I’m currently using centralized Logstash management from Kibana, with a single pipeline in place.
Logstash Version: 8.11
Elasticsearch Version: 8.11
Here’s my pipeline configuration:
input {
elasticsearch {
hosts => [""]
user => ""
password => ""
ssl_enabled => true
ssl_verification_mode => "none"
index => ".ds-traces-apm-*"
query => '{
"_source": ["span.id", "span.name", "transaction.id"],
"query": {
"bool": {
"must": [
{ "exists": { "field": "transaction.id" } },
{ "term": { "processor.event": "span" } },
{ "range": { "@timestamp": { "gte": "now-1m", "lte": "now" } } }
],
"must_not": [
{ "term": { "span.action": "query" } }
]
}
}
}'
schedule => "* * * * *"
docinfo => true
}
}
filter {
if [transaction][id] {
elasticsearch {
hosts => [""]
user => ""
password => ""
ssl_enabled => true
ssl_verification_mode => "none"
index => ".ds-traces-apm-*"
query => 'processor.event:transaction AND transaction.id:"%{[transaction][id]}"'
fields => { "[transaction][name]" => "[transaction][name]" }
tag_on_failure => ["_transaction_id_lookup_failure"]
}
}
fingerprint {
source => ["[span][id]", "[transaction][id]"]
target => "uuid"
method => "MD5"
concatenate_sources => true
}
}
output {
elasticsearch {
document_id => "%{uuid}"
hosts => [""]
user => ""
password => ""
doc_as_upsert => true
action => update
index => "transaction_span_enrichment"
ssl_enabled => true
ssl_verification_mode => "none"
}
}
Current Situation:
- Ingest rate in elasticsearch apm-traces of spans: ~300,000 per minute
- Logstash Node Monitoring shows: 125 workers active
- Logstash pipeline settings:
pipeline.workers
: 16pipeline.batch.size
: 300000pipeline.batch.delay
: 50queue.type
: persistedqueue.max_bytes
: 4 (unit not clear—MB/GB?)queue.page_capacity
: 2048 (again, unit?)
I want to match that number in logstash to elasticsearch same. means indexing into elasticsearch from kibana should be atleat 300000 per minute.

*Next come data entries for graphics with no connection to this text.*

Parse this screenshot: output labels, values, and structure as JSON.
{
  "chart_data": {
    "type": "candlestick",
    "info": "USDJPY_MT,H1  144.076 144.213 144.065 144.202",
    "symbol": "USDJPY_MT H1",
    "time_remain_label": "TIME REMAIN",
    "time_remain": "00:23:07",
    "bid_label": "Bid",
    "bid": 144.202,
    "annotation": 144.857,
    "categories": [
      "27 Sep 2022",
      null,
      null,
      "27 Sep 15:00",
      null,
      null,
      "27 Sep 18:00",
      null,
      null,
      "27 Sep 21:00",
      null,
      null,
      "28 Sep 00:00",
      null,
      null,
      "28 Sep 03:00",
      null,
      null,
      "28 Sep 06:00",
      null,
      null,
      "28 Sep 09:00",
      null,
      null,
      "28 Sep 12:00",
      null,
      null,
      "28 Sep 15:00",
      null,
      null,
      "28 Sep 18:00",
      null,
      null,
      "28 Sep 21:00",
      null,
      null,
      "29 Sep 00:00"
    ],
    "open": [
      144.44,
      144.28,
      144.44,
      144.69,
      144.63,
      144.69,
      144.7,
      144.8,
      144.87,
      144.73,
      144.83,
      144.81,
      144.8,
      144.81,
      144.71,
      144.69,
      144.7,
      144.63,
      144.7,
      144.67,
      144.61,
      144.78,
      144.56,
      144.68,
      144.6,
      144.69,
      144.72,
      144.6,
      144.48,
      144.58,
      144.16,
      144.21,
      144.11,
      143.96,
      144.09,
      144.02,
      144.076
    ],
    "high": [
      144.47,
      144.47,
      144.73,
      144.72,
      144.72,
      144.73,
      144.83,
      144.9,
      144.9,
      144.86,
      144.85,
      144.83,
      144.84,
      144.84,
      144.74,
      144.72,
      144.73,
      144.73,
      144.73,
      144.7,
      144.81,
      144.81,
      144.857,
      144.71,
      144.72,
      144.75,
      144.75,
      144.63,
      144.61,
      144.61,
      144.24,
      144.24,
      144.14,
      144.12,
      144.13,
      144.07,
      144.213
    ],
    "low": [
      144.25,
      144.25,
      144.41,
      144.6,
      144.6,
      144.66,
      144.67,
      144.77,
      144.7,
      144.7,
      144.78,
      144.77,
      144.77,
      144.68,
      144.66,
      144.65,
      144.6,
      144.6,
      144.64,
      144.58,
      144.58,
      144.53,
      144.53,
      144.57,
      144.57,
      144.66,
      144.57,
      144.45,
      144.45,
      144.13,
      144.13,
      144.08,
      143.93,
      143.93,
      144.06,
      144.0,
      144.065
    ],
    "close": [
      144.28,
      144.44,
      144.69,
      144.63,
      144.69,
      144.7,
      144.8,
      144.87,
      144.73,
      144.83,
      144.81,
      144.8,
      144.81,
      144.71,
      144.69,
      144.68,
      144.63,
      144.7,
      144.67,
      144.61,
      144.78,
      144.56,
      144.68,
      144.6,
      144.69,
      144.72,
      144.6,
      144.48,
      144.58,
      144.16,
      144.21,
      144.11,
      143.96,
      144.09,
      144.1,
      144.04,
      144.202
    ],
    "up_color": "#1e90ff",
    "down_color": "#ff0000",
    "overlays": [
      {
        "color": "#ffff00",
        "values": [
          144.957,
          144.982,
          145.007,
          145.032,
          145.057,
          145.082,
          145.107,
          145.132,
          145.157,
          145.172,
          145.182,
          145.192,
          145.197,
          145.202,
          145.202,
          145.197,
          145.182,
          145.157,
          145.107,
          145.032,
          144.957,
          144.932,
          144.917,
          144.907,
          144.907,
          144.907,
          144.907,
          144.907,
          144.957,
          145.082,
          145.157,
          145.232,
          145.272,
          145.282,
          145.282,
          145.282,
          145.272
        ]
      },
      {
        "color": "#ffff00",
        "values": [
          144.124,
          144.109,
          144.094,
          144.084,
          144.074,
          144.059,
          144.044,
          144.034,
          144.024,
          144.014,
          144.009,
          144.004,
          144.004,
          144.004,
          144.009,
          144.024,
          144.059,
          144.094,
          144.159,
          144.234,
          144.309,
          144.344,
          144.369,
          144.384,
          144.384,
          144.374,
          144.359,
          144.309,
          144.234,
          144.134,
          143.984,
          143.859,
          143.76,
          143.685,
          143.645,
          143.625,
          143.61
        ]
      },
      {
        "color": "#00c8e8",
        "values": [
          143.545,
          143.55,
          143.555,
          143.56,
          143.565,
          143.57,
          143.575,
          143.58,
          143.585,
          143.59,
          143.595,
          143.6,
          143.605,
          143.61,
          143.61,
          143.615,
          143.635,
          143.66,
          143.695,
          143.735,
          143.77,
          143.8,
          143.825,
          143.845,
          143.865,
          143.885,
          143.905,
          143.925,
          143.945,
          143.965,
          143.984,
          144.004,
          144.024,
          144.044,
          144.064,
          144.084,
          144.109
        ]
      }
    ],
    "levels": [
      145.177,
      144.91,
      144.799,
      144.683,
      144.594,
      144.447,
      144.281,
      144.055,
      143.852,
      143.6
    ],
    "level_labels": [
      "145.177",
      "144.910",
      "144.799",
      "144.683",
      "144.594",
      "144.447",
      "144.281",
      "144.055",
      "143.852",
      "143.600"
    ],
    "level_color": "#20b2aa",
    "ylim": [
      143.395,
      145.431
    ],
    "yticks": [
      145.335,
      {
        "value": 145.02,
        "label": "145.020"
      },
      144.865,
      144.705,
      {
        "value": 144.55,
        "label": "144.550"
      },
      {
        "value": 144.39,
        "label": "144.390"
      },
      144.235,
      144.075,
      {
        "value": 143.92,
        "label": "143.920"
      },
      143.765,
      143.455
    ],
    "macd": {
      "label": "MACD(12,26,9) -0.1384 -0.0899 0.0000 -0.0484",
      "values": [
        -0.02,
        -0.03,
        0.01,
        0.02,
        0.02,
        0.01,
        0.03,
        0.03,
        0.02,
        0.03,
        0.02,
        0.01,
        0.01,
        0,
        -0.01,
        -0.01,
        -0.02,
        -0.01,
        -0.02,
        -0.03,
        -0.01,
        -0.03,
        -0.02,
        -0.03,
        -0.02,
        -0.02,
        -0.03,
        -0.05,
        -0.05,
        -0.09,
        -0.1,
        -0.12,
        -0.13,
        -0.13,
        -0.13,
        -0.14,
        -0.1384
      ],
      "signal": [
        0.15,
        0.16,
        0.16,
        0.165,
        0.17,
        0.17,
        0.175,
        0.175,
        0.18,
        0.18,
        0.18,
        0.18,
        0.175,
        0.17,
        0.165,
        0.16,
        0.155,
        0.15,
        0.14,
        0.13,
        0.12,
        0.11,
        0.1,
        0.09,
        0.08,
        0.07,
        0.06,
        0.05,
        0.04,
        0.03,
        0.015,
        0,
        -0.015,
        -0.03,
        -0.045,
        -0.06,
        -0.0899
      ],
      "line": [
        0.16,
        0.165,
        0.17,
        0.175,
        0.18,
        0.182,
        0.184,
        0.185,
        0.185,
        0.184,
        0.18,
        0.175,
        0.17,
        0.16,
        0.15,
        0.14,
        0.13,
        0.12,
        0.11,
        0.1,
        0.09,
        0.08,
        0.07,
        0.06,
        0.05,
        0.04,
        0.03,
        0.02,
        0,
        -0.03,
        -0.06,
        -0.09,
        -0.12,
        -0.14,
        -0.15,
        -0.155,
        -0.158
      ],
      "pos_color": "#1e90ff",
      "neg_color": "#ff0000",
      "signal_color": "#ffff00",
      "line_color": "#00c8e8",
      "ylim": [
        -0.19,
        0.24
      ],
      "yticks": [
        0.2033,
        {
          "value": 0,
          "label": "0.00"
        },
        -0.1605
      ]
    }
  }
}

Currently there is only one pipeline but will add more for other logs as well.
Despite these settings, I'm still seeing high load and more workers than expected on the node (125).
And logs ingested by logstash in index are montly have gap of 5 minutes or more after that it ingest about maximum 75000 or 125000 for 1 minute and stops and then gap that way.
Pipeline monitoring.
What I Need:
- Guidance on how to tune pipeline parameters (workers, batch size, delay, queue settings).
- Resource recommendations (CPU cores, memory) to handle this ingestion rate efficiently.
- Any best practices or patterns for handling high-throughput Elasticsearch inputs + lookups in the filter phase.